Xander sebenarnya tidak ingin mengizinkan Zeevana pergi kesana. Tapi dia tidak mau terlalu mengekang wanita itu. Apalagi Zeevana belum bisa menerima Xander sepenuh hatinya. Tidur pun masih terpisah.
"Baiklah, kau boleh pergi."
"Benarkah? Bolehkah?"
"Hem...pergilah sepuas hatimu, aku tidak akan menganggu dan aku akan menjaga anak kita di rumah." ucap Xander yang berkebalikan dengan hatinya.
"Bagus! Kau harus berperan sebagai ayah yang baik dan suami yang baik, hehe. Terimakasih."
Cup!
Tanpa aba-aba wanita itu berjinjit dan mengecup pipi Xander dengan gemasnya. Xander terdiam dan matanya membulat sempurna.
"Aku pergi dulu ya uncle," ucap gadis itu lalu dia berlari pergi keluar dari kamar dengan buru-buru.
"I-iya...jauhi alkohol...ingat itu!" teriak Xander pada istrinya. "Shitt! Aku harus mengikutinya, bagaimana bisa aku membiarkannya pergi dengan baju seperti itu." gumam Xander tak rela Zeevana pergi keluar dengan pakaian seperti itu dan sudah bisa dia tebak kemana Rachael membawanya.
"Hey kakak ipar, kau mau ikut denganku?" tanya Arsen yang bersandar di ambang pintu kamar itu. Sontak Xander melirik ke arahnya.
"Kemana? Aku sedang ada urusan."
"Aku rasa urusan kita sama kak," jawab Arsen sambil tersenyum. Tak lama kemudian Arsen bisikan sesuatu ke telinga kakak iparnya.
"Sstt...sudahlah, ayo kita pergi. Kita ikuti mereka!" ujar Arsen dengan senyum jahilnya.
Kedua pria itu pun pergi dari rumah dan mengikuti Zeevana. Sementara Aiden bersama dengan grandpa dan grandmanya di rumah.
****
Di sebuah club' malam, terlihat 5 orang gadis tengah bersenang-senang disana. Rachel yang mentraktir keempat temannya untuk makan dan minum-minum sepuasnya disana. Malam itu sampai besok adalah moment untuk para wanita. Rachel, Zeevana, Laura, Agatha dan Vivian adalah 5 wanita yang dijuluki sebagai 5 wanita tercantik di zaman SMA dulu. Mereka adalah Primadona SMA dan Zeevana menempati nomor 1 dalam urutan popularitas. Dia adalah queen of SMA di Chicago dulu.

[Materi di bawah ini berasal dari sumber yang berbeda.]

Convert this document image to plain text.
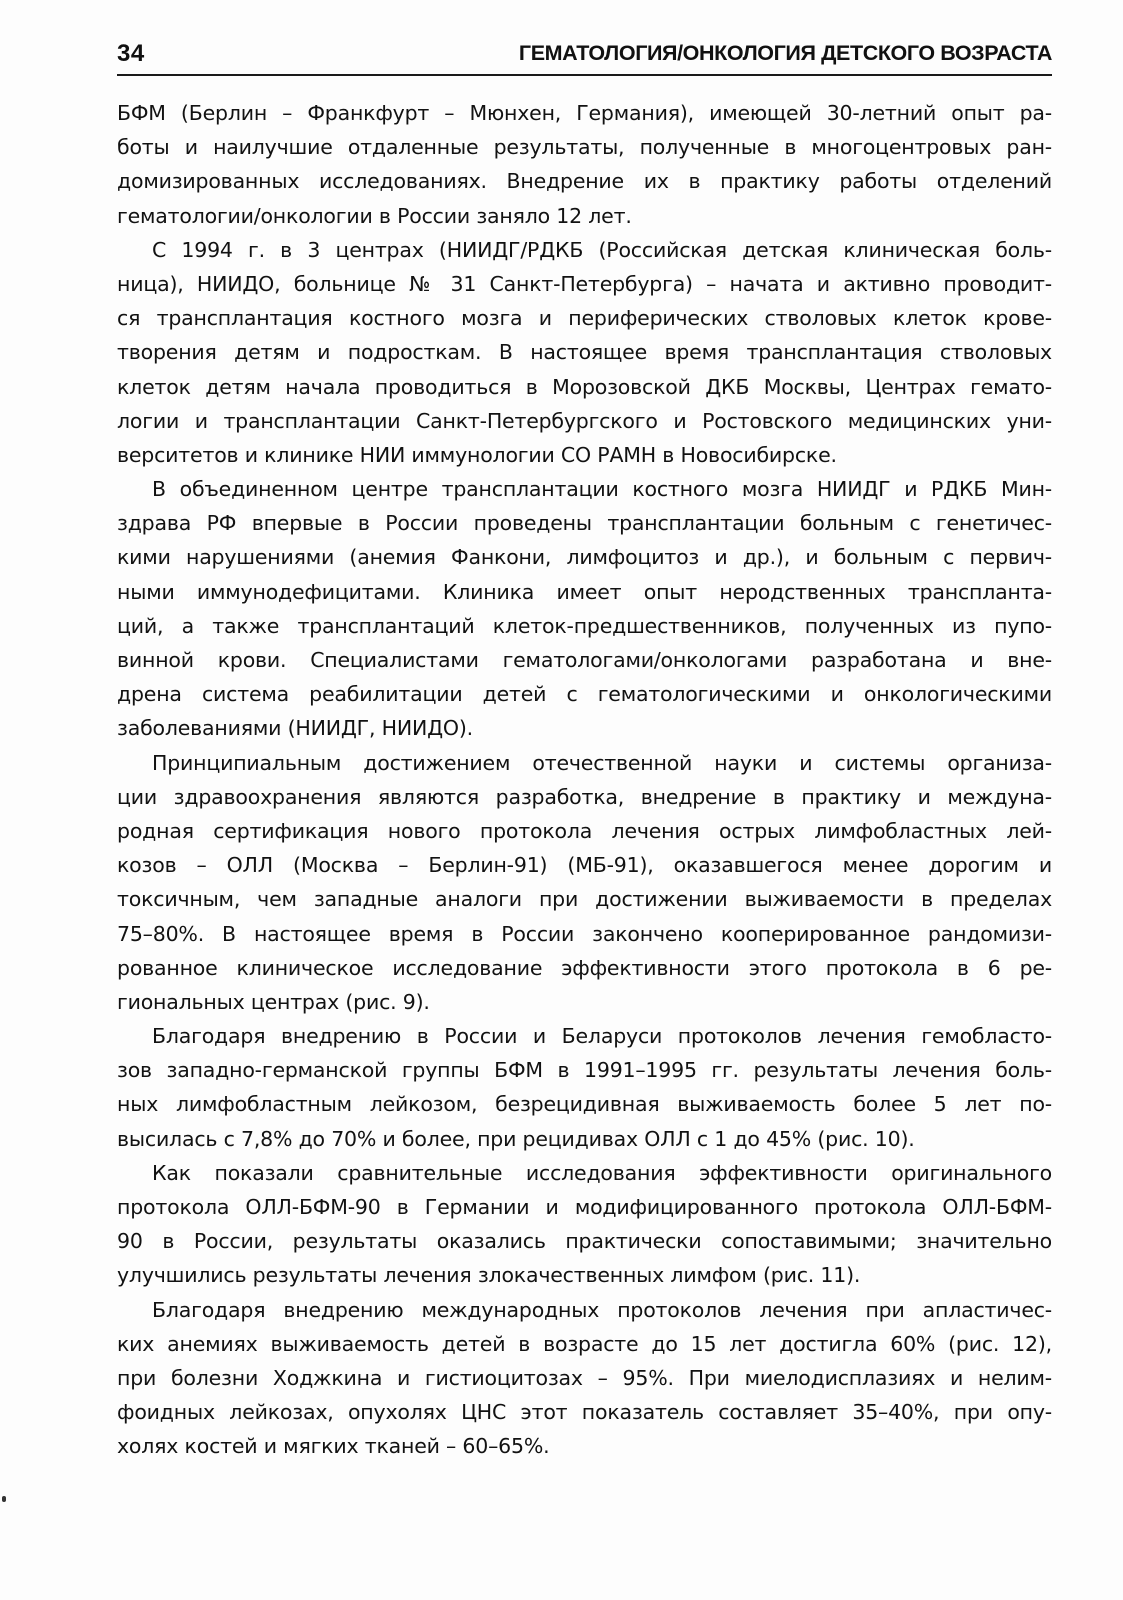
34	ГЕМАТОЛОГИЯ/ОНКОЛОГИЯ ДЕТСКОГО ВОЗРАСТА
БФМ (Берлин – Франкфурт – Мюнхен, Германия), имеющей 30-летний опыт ра-
боты и наилучшие отдаленные результаты, полученные в многоцентровых ран-
домизированных исследованиях. Внедрение их в практику работы отделений
гематологии/онкологии в России заняло 12 лет.
С 1994 г. в 3 центрах (НИИДГ/РДКБ (Российская детская клиническая боль-
ница), НИИДО, больнице № 31 Санкт-Петербурга) – начата и активно проводит-
ся трансплантация костного мозга и периферических стволовых клеток крове-
творения детям и подросткам. В настоящее время трансплантация стволовых
клеток детям начала проводиться в Морозовской ДКБ Москвы, Центрах гемато-
логии и трансплантации Санкт-Петербургского и Ростовского медицинских уни-
верситетов и клинике НИИ иммунологии СО РАМН в Новосибирске.
В объединенном центре трансплантации костного мозга НИИДГ и РДКБ Мин-
здрава РФ впервые в России проведены трансплантации больным с генетичес-
кими нарушениями (анемия Фанкони, лимфоцитоз и др.), и больным с первич-
ными иммунодефицитами. Клиника имеет опыт неродственных транспланта-
ций, а также трансплантаций клеток-предшественников, полученных из пупо-
винной крови. Специалистами гематологами/онкологами разработана и вне-
дрена система реабилитации детей с гематологическими и онкологическими
заболеваниями (НИИДГ, НИИДО).
Принципиальным достижением отечественной науки и системы организа-
ции здравоохранения являются разработка, внедрение в практику и междуна-
родная сертификация нового протокола лечения острых лимфобластных лей-
козов – ОЛЛ (Москва – Берлин-91) (МБ-91), оказавшегося менее дорогим и
токсичным, чем западные аналоги при достижении выживаемости в пределах
75–80%. В настоящее время в России закончено кооперированное рандомизи-
рованное клиническое исследование эффективности этого протокола в 6 ре-
гиональных центрах (рис. 9).
Благодаря внедрению в России и Беларуси протоколов лечения гемобласто-
зов западно-германской группы БФМ в 1991–1995 гг. результаты лечения боль-
ных лимфобластным лейкозом, безрецидивная выживаемость более 5 лет по-
высилась с 7,8% до 70% и более, при рецидивах ОЛЛ с 1 до 45% (рис. 10).
Как показали сравнительные исследования эффективности оригинального
протокола ОЛЛ-БФМ-90 в Германии и модифицированного протокола ОЛЛ-БФМ-
90 в России, результаты оказались практически сопоставимыми; значительно
улучшились результаты лечения злокачественных лимфом (рис. 11).
Благодаря внедрению международных протоколов лечения при апластичес-
ких анемиях выживаемость детей в возрасте до 15 лет достигла 60% (рис. 12),
при болезни Ходжкина и гистиоцитозах – 95%. При миелодисплазиях и нелим-
фоидных лейкозах, опухолях ЦНС этот показатель составляет 35–40%, при опу-
холях костей и мягких тканей – 60–65%.
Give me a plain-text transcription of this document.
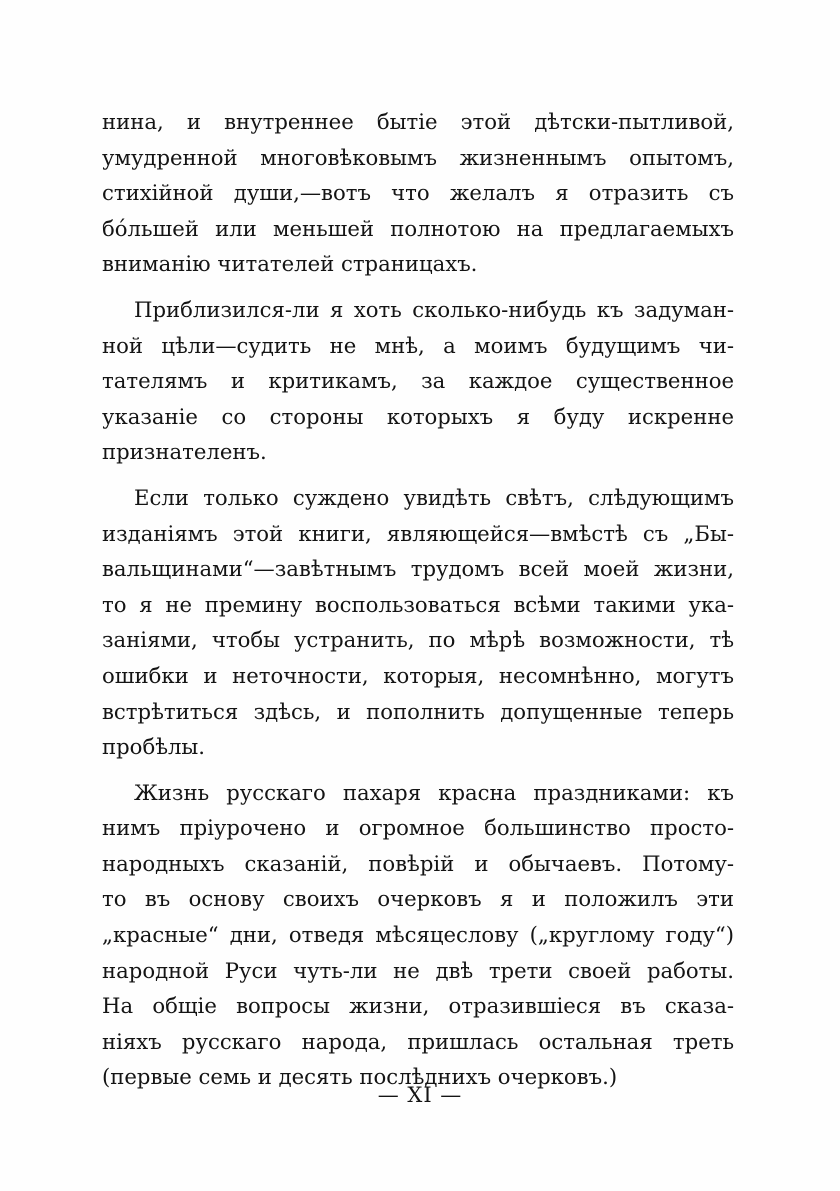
нина, и внутреннее бытiе этой дѣтски-пытливой,
умудренной многовѣковымъ жизненнымъ опытомъ,
стихiйной души,—вотъ что желалъ я отразить съ
бо́льшей или меньшей полнотою на предлагаемыхъ
вниманiю читателей страницахъ.
Приблизился-ли я хоть сколько-нибудь къ задуман-
ной цѣли—судить не мнѣ, а моимъ будущимъ чи-
тателямъ и критикамъ, за каждое существенное
указанiе со стороны которыхъ я буду искренне
признателенъ.
Если только суждено увидѣть свѣтъ, слѣдующимъ
изданiямъ этой книги, являющейся—вмѣстѣ съ „Бы-
вальщинами“—завѣтнымъ трудомъ всей моей жизни,
то я не премину воспользоваться всѣми такими ука-
занiями, чтобы устранить, по мѣрѣ возможности, тѣ
ошибки и неточности, которыя, несомнѣнно, могутъ
встрѣтиться здѣсь, и пополнить допущенные теперь
пробѣлы.
Жизнь русскаго пахаря красна праздниками: къ
нимъ прiурочено и огромное большинство просто-
народныхъ сказанiй, повѣрiй и обычаевъ. Потому-
то въ основу своихъ очерковъ я и положилъ эти
„красные“ дни, отведя мѣсяцеслову („круглому году“)
народной Руси чуть-ли не двѣ трети своей работы.
На общiе вопросы жизни, отразившiеся въ сказа-
нiяхъ русскаго народа, пришлась остальная треть
(первые семь и десять послѣднихъ очерковъ.)
— XI —
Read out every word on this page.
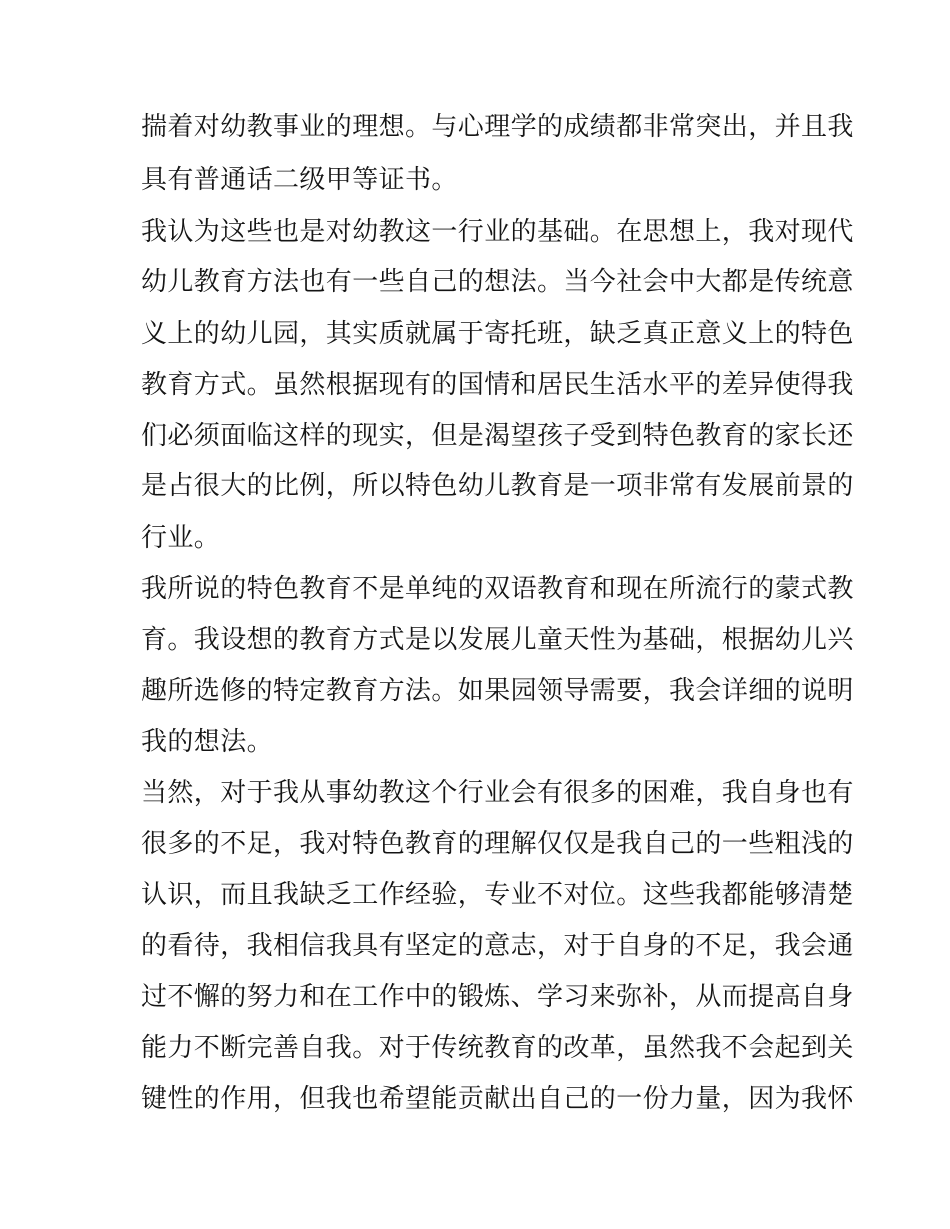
揣着对幼教事业的理想。与心理学的成绩都非常突出，并且我
具有普通话二级甲等证书。
我认为这些也是对幼教这一行业的基础。在思想上，我对现代
幼儿教育方法也有一些自己的想法。当今社会中大都是传统意
义上的幼儿园，其实质就属于寄托班，缺乏真正意义上的特色
教育方式。虽然根据现有的国情和居民生活水平的差异使得我
们必须面临这样的现实，但是渴望孩子受到特色教育的家长还
是占很大的比例，所以特色幼儿教育是一项非常有发展前景的
行业。
我所说的特色教育不是单纯的双语教育和现在所流行的蒙式教
育。我设想的教育方式是以发展儿童天性为基础，根据幼儿兴
趣所选修的特定教育方法。如果园领导需要，我会详细的说明
我的想法。
当然，对于我从事幼教这个行业会有很多的困难，我自身也有
很多的不足，我对特色教育的理解仅仅是我自己的一些粗浅的
认识，而且我缺乏工作经验，专业不对位。这些我都能够清楚
的看待，我相信我具有坚定的意志，对于自身的不足，我会通
过不懈的努力和在工作中的锻炼、学习来弥补，从而提高自身
能力不断完善自我。对于传统教育的改革，虽然我不会起到关
键性的作用，但我也希望能贡献出自己的一份力量，因为我怀
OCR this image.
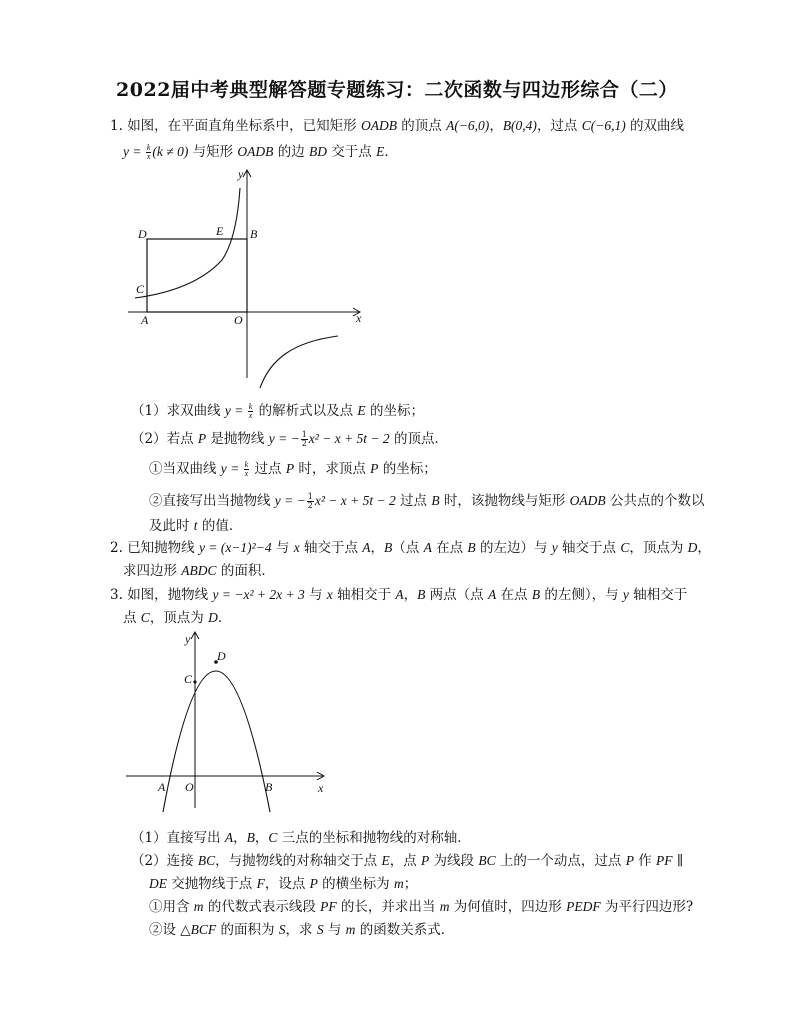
2022届中考典型解答题专题练习：二次函数与四边形综合（二）
1. 如图，在平面直角坐标系中，已知矩形 OADB 的顶点 A(−6,0)，B(0,4)，过点 C(−6,1) 的双曲线
$y = \frac{k}{x} (k \ne 0)$ 与矩形 OADB 的边 BD 交于点 E．
y
x
D	E B
C
A	O
（1）求双曲线 $y = \frac{k}{x}$ 的解析式以及点 E 的坐标；
（2）若点 P 是抛物线 y = − $\frac{1}{2} x^2 - x + 5t - 2$ 的顶点．
①当双曲线 $y = \frac{k}{x}$ 过点 P 时，求顶点 P 的坐标；
②直接写出当抛物线 y = − $\frac{1}{2} x^2 - x + 5t - 2$ 过点 B 时，该抛物线与矩形 OADB 公共点的个数以
及此时 t 的值．
2. 已知抛物线 y = (x−1)²−4 与 x 轴交于点 A，B（点 A 在点 B 的左边）与 y 轴交于点 C，顶点为 D，
求四边形 ABDC 的面积．
3. 如图，抛物线 y = −x² + 2x + 3 与 x 轴相交于 A，B 两点（点 A 在点 B 的左侧），与 y 轴相交于
点 C，顶点为 D．
y
x
D
C
A O	B
（1）直接写出 A，B，C 三点的坐标和抛物线的对称轴．
（2）连接 BC，与抛物线的对称轴交于点 E，点 P 为线段 BC 上的一个动点，过点 P 作 PF ∥
DE 交抛物线于点 F，设点 P 的横坐标为 m；
①用含 m 的代数式表示线段 PF 的长，并求出当 m 为何值时，四边形 PEDF 为平行四边形?
②设 △BCF 的面积为 S，求 S 与 m 的函数关系式．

"Malam ini kita akan bersenang-senang...ini dunianya para wanita." kata Rachel pada keempat temannya. Dan satunya adalah bibinya, ya siapa lagi kalau bukan Zeevana.
"Happy wedding Rachel!" seru Zeevana, Agatha, Laura dan Vivian.
Zeevana dan ketiga teman yang lainnya bersulang minuman yang sudah tersedia didalam gelas. Mereka terlihat bahagia dan akan melakukan pesta lajang.
Kenapa waktu menikah dengan uncle--aku tidak melakukan pesta lajang ya?
Tanpa mereka sadari ada 3 orang pria yang memperhatikan mereka secara diam-diam dengan penyamaran. "Ish... Rachel, aku sudah bilang padamu--bahwa kau tidak boleh minum alkohol!"
Mendengar suara dari pria bermasker itu, sontak Arsen dan Xander yang juga menyamar, langsung melihat ke arahnya. Arsen membuka maskernya. "Robby? Kau ada disini?"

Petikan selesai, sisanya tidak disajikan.